Безусловно одно, для аристократов и всех врагов революции он был опасен, для чиновных воров он деспот, посмевший требовать у них декларацию о происхождении их богатств, как на палача смотрели на него аферисты и военные преступники, отозванные для отчета за вымогательства и дикую жестокость, они четко знали, что их ждёт, для нуворишей и нашей олигархии он был тиран, дерзнувший указать им место.
Для этих негодяев он вправду был опасен, но не для общества в целом, не для французского народа и нашей Республики, ради которых он отдал все силы и время, а сейчас и жизнь..
А теперь все они строчат гнусные опусы, в которых бесчестят убитого ими человека, приписывая ему собственные преступления, ведь из могилы нельзя возразить, им важно лишь одно, чтобы самое имя его вызывало у людей ужас и ненависть! Те же надругательства, впрочем, творятся и над памятью Друга Народа, это звенья одной цепи! Теперь можно сделать себе имя грубым очернительством духовных вождей и истинных героев Революции!
Ответом были дикие крики и свист. Рядом раздалось бешено:
- Хватит!! Заткнись и убирайся с трибуны! Мы устали слушать хвалебные гимны кровожадным фанатикам! Или отвечай по существу, нас интересует миссия в Майенн, точнее резня, которую вы с Лапьером там устроили!
Ах, Майенн.. неужели эта тема никогда не будет закрыта…
- Читайте мой отчет Комитету и Конвенту от декабря 93 года, ничего нового я не смогу добавить! К слову, мой отчет был принят без замечаний, что вы сейчас придумали и что нового надеетесь услышать?!
- Что-то слишком осмелел и разошелся этот «цепной пёс Робеспьера», вам не кажется? Не пора ли отправить бешеного пса на живодёрню?!
- И правда, в негодяя словно вселилась душа диктатора, так похожи были поза, мимика и жесты, что во время его речи я оцепенел от ужаса, словно вернулись мертвецы с заставы Монсо…
- Ничего, скоро он замолчит навсегда, гражданин, мы устроим этим тиграм настоящий отстрел и отомстим за гибель Дантона!
Третий, сидящий рядом, слегка поморщился при упоминании Дантона, он явно был ультра-левым, эбертистом.

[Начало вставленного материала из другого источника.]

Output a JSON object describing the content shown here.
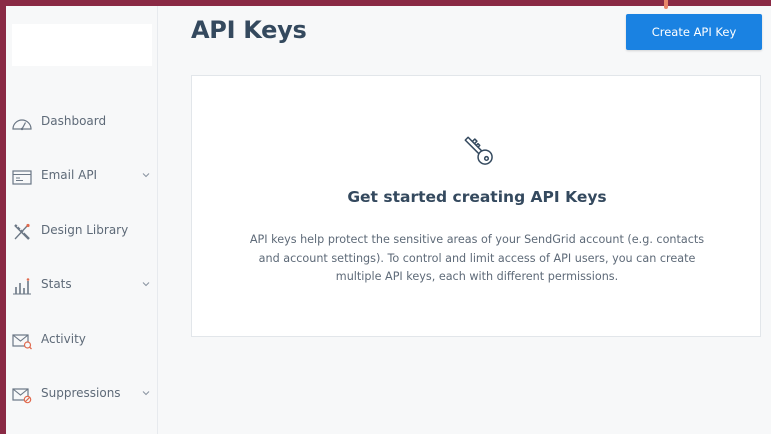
{
  "sidebar": {
    "items": [
      {
        "label": "Dashboard",
        "icon": "gauge-icon",
        "has_chevron": false
      },
      {
        "label": "Email API",
        "icon": "terminal-window-icon",
        "has_chevron": true
      },
      {
        "label": "Design Library",
        "icon": "pencil-ruler-icon",
        "has_chevron": false
      },
      {
        "label": "Stats",
        "icon": "bar-chart-icon",
        "has_chevron": true
      },
      {
        "label": "Activity",
        "icon": "envelope-search-icon",
        "has_chevron": false
      },
      {
        "label": "Suppressions",
        "icon": "envelope-block-icon",
        "has_chevron": true
      }
    ]
  },
  "header": {
    "title": "API Keys",
    "create_button_label": "Create API Key"
  },
  "empty_state": {
    "icon": "key-icon",
    "heading": "Get started creating API Keys",
    "description": "API keys help protect the sensitive areas of your SendGrid account (e.g. contacts and account settings). To control and limit access of API users, you can create multiple API keys, each with different permissions."
  },
  "colors": {
    "frame_background": "#8a2a45",
    "primary_button": "#1a82e2",
    "title_text": "#34495e",
    "muted_text": "#5e6a78",
    "annotation_arrow": "#e8876a"
  }
}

Из верхнего ряда вскочил человек:
- Против этого свирепого тигра свидетельствуют все уважаемые жители Лаваля! Жестокость и произвол они могут засвидетельствовать письменно, прочтите письмо респектабельного коммерсанта гражданина Арно! Тот пишет, что они с Лапьером брали под защиту всяких тёмных оборванцев, анархистов и экстремистов, вроде Макэ и Моро и угнетали людей состоятельных, почтенных и мирных! На его совести более тысячи казненных!
Но ему резко возразил хмурый мужчина, обернувшись из нижнего ряда:
- В его защиту тоже писали и немало и это нельзя не учесть. Некий врач, гражданин Розели прислал открытое письмо, а также местный кюре гражданин Фуке, также многие другие жители Лаваля по его настоянию одновременно собрали подписи в защиту бывшего комиссара. А свидетельства депутата Конвента гражданина Масье.. Разве это не говорит в его пользу?
Но человек, потрясая письмом Арно, не унимался и со злобой кричал:
- Отнюдь нет! Он мнит себя ярым патриотом, а его защищают то жирондист, то священник, то какой-то «умеренный», едва не аристократ! Интересно за что ему так благодарен этот Розели, за казнь своей младшей сестры?! Мнит себя чище нас, а сам что? Под сурдинку общается с роялистами, вот что! Смерть охвостью Робеспьера! Вырвать кишки ублюдку!
- Тебе отмеряют по справедливости люди с чистой совестью, сентябрьский убийца! Вам известно, что в сентябре 92-го его видели в Аббатстве рядом с Майяром?!
Норбер обернулся на окрик, он узнал голос Клерваля:
- Может, это твоя совесть кристально чиста? Возможно, но лишь потому, что ты никогда ею не пользовался!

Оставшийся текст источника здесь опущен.